Innate defense regulator-1002 (IDR-1002) is a synthetic peptide with promising immunomodulatory and antibiofilm properties. An appreciable body of work exists around its mechanism of action at the cellular and molecular level, along with its efficacy across several infection and inflammation models. However, little is known about its absorption, distribution, and excretion in live organisms. Here, we performed a comprehensive biodistribution assessment with a gallium-67 radiolabeled derivative of IDR-1002 using nuclear tracing techniques. Various dose levels of the radiotracer (2-40 mg/kg) were administered into the blood, peritoneal cavity, and subcutaneous tissue, or instilled into the lungs.
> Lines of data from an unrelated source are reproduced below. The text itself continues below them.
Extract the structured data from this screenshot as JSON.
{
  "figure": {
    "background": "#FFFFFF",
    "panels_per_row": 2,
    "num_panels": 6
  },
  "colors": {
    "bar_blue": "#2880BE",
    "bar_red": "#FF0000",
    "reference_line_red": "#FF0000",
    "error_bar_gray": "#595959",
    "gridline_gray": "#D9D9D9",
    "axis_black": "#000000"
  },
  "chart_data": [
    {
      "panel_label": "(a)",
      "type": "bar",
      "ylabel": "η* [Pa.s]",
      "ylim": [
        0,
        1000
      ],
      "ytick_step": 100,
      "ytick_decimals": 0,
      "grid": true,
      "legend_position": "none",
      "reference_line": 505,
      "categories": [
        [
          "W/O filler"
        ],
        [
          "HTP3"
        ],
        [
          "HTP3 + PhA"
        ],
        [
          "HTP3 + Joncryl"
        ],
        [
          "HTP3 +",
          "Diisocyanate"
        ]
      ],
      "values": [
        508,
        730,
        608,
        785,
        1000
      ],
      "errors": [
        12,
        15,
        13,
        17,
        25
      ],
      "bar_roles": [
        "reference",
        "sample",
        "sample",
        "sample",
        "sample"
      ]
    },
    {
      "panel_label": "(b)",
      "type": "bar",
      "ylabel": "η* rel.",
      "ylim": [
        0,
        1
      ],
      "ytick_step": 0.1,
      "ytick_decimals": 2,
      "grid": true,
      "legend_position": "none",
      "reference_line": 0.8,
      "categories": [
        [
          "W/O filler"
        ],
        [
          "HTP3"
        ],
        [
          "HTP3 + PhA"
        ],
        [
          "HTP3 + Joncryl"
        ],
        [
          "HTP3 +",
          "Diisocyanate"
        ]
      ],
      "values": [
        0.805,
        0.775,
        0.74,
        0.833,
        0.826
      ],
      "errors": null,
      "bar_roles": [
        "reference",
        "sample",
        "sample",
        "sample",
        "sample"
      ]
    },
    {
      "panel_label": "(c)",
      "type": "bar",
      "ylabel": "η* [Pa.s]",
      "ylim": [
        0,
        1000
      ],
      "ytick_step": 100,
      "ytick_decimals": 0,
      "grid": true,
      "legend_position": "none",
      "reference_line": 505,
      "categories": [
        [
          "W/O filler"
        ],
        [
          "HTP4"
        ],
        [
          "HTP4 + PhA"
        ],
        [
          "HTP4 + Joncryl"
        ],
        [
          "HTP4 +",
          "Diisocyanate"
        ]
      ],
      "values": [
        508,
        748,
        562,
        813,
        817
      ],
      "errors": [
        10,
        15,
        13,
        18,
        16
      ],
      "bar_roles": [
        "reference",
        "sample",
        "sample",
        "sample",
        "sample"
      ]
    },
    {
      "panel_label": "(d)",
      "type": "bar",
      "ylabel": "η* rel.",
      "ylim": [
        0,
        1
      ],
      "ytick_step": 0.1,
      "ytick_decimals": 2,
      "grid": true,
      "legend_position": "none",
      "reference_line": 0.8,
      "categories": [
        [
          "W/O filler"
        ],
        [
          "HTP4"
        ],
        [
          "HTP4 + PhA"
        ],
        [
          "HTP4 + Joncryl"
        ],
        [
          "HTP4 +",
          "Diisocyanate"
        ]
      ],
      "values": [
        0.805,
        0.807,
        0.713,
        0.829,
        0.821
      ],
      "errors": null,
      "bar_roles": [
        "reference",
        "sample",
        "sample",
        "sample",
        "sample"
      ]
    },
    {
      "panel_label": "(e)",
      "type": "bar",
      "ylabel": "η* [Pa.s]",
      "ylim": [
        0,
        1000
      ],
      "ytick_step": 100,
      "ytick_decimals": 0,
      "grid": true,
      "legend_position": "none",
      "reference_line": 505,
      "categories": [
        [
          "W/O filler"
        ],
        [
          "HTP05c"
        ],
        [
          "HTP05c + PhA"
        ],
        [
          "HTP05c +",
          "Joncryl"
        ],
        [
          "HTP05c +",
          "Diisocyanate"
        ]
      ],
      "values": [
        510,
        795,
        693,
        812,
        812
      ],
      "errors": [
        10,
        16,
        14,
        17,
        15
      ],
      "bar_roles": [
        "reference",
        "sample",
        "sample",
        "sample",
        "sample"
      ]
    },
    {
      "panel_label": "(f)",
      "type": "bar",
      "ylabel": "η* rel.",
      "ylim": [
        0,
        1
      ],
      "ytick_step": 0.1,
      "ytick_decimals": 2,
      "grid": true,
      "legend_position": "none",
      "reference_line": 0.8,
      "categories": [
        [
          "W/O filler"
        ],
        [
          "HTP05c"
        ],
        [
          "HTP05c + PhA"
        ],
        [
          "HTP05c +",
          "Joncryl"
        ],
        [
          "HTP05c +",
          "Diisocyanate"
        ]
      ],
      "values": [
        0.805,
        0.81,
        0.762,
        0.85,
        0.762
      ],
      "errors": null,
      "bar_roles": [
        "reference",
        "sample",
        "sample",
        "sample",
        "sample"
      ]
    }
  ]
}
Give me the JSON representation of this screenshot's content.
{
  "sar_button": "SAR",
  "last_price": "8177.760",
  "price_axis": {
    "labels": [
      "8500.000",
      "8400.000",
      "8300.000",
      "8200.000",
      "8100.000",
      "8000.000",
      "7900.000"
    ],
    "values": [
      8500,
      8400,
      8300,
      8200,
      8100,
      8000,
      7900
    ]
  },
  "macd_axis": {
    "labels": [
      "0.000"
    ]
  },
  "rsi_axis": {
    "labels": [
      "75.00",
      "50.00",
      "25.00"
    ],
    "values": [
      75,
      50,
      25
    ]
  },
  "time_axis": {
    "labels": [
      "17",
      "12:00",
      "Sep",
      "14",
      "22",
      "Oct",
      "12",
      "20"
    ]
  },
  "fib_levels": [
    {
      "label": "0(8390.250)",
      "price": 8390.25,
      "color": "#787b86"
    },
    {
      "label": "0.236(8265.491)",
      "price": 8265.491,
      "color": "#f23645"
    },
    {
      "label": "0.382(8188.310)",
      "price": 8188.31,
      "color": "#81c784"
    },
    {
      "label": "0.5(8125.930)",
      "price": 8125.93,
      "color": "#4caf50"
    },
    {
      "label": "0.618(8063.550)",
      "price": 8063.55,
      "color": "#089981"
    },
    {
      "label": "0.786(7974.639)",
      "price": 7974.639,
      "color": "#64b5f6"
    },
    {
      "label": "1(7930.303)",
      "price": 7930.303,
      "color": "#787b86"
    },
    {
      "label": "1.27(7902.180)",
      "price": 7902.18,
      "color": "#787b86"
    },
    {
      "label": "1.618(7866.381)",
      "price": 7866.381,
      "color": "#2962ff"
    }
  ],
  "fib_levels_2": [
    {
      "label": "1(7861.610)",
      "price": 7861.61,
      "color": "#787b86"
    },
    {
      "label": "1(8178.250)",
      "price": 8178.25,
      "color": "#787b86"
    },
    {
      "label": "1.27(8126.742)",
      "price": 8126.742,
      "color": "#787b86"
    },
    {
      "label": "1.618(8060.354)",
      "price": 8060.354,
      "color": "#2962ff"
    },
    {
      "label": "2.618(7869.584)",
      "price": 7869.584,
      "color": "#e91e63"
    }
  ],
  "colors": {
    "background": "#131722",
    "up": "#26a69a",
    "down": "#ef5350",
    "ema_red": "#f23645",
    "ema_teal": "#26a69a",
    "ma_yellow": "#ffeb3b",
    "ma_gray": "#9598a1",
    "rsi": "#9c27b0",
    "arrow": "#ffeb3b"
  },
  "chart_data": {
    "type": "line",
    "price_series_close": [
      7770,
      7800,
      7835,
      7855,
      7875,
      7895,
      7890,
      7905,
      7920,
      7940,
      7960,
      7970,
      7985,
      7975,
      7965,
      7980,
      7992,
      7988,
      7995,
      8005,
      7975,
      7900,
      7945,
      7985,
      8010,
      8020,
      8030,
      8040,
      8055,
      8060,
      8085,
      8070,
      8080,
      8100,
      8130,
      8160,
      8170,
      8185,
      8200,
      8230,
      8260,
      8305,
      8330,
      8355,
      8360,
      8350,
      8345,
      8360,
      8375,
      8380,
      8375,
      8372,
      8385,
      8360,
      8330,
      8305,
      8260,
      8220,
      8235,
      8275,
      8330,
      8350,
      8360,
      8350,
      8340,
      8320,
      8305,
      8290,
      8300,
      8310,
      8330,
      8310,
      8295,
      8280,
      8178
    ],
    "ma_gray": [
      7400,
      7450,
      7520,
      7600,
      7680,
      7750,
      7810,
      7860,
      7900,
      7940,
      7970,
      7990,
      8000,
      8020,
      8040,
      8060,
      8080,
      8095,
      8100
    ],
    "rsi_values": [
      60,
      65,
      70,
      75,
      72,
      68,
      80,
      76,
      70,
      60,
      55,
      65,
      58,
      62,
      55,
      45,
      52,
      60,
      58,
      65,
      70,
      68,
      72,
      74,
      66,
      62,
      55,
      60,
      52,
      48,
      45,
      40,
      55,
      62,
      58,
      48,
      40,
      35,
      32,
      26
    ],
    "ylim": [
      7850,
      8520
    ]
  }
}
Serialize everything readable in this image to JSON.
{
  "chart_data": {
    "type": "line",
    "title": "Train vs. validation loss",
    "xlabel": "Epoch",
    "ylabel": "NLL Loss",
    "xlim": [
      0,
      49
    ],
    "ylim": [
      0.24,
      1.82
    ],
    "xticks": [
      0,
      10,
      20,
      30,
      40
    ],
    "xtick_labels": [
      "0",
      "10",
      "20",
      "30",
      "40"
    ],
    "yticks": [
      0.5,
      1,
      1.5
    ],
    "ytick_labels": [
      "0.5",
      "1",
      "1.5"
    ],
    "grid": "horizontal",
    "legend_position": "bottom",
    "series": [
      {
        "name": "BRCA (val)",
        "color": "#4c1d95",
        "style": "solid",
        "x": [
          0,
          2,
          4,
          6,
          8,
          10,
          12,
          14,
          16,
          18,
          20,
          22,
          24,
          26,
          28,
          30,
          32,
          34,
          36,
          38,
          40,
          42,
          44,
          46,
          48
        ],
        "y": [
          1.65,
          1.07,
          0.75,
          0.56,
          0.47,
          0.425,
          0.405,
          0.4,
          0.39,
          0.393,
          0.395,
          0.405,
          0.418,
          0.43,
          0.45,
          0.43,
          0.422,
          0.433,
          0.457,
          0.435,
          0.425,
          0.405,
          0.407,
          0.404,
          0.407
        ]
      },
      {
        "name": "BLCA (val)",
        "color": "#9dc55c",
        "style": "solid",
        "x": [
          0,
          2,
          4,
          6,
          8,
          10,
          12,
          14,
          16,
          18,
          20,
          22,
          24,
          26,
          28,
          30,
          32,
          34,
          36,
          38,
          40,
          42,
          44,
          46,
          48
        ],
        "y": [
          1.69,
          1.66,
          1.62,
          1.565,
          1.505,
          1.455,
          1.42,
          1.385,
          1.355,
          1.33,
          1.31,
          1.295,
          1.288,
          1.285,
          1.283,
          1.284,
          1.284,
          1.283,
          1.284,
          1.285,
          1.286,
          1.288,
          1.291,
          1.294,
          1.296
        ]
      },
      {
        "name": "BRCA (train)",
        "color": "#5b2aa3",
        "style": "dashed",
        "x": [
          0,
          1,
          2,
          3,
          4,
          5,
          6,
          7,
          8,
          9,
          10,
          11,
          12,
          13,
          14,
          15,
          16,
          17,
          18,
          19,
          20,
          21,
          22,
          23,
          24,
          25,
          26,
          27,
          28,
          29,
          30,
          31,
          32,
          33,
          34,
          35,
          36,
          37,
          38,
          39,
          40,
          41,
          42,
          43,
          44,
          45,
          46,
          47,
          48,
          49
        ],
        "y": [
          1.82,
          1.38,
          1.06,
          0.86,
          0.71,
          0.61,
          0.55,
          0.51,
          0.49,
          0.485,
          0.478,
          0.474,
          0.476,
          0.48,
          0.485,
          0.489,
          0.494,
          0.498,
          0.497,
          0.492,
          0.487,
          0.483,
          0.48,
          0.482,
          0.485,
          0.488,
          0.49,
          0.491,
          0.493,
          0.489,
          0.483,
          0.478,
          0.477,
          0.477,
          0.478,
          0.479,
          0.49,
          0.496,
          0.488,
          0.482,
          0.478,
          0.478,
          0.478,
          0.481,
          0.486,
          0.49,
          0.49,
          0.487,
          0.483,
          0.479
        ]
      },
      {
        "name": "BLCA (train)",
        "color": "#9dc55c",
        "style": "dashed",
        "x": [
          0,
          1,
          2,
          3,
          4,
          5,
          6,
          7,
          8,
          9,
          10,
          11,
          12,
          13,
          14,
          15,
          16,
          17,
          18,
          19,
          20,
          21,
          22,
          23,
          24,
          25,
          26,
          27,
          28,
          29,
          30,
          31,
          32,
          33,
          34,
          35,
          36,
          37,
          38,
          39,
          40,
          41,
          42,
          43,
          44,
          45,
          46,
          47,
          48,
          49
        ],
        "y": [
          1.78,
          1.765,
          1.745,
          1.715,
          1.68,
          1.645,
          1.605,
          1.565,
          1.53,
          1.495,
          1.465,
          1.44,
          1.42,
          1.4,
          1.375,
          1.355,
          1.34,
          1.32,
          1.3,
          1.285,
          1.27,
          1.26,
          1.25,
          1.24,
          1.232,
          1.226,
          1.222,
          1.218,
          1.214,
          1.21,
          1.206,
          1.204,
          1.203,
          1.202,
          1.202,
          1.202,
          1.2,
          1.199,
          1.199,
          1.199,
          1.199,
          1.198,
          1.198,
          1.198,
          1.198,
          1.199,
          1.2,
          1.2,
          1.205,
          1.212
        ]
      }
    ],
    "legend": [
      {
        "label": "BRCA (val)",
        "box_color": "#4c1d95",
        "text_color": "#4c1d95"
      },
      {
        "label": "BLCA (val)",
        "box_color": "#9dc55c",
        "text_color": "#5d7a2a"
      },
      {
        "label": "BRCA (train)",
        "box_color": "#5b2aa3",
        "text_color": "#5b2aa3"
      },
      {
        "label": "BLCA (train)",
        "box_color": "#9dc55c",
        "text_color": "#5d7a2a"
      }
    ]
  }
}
The peptide was well tolerated at all subcutaneous and intraperitoneal doses, although higher levels were associated with delayed absorption kinetics and precipitation of the peptide within the tissues. Low intratracheal doses were rapidly absorbed systemically, and small increases in the dose level were lethal. Intravenous doses were rapidly cleared from the blood at lower levels, and upon escalation, were toxic with a high proportion of the dose accumulating within the lung tissue. To improve biocompatibility and prolong its circulation within the blood, IDR-1002 was further formulated onto high molecular weight hyperbranched polyglycerol (HPG) polymers. Constructs prepared at 5:1 and 10:1 peptide-to-polymer ratios were colloidally stable, maintained the biological profile of the peptide payload and helped reduce red blood cell lysis. The 5:1 construct circulated well in the blood, but higher peptide loading was associated with rapid clearance by the reticuloendothelial system. Many peptides face pharmacokinetic and biocompatibility challenges, but formulations such as those with HPG have the potential to overcome these limitations.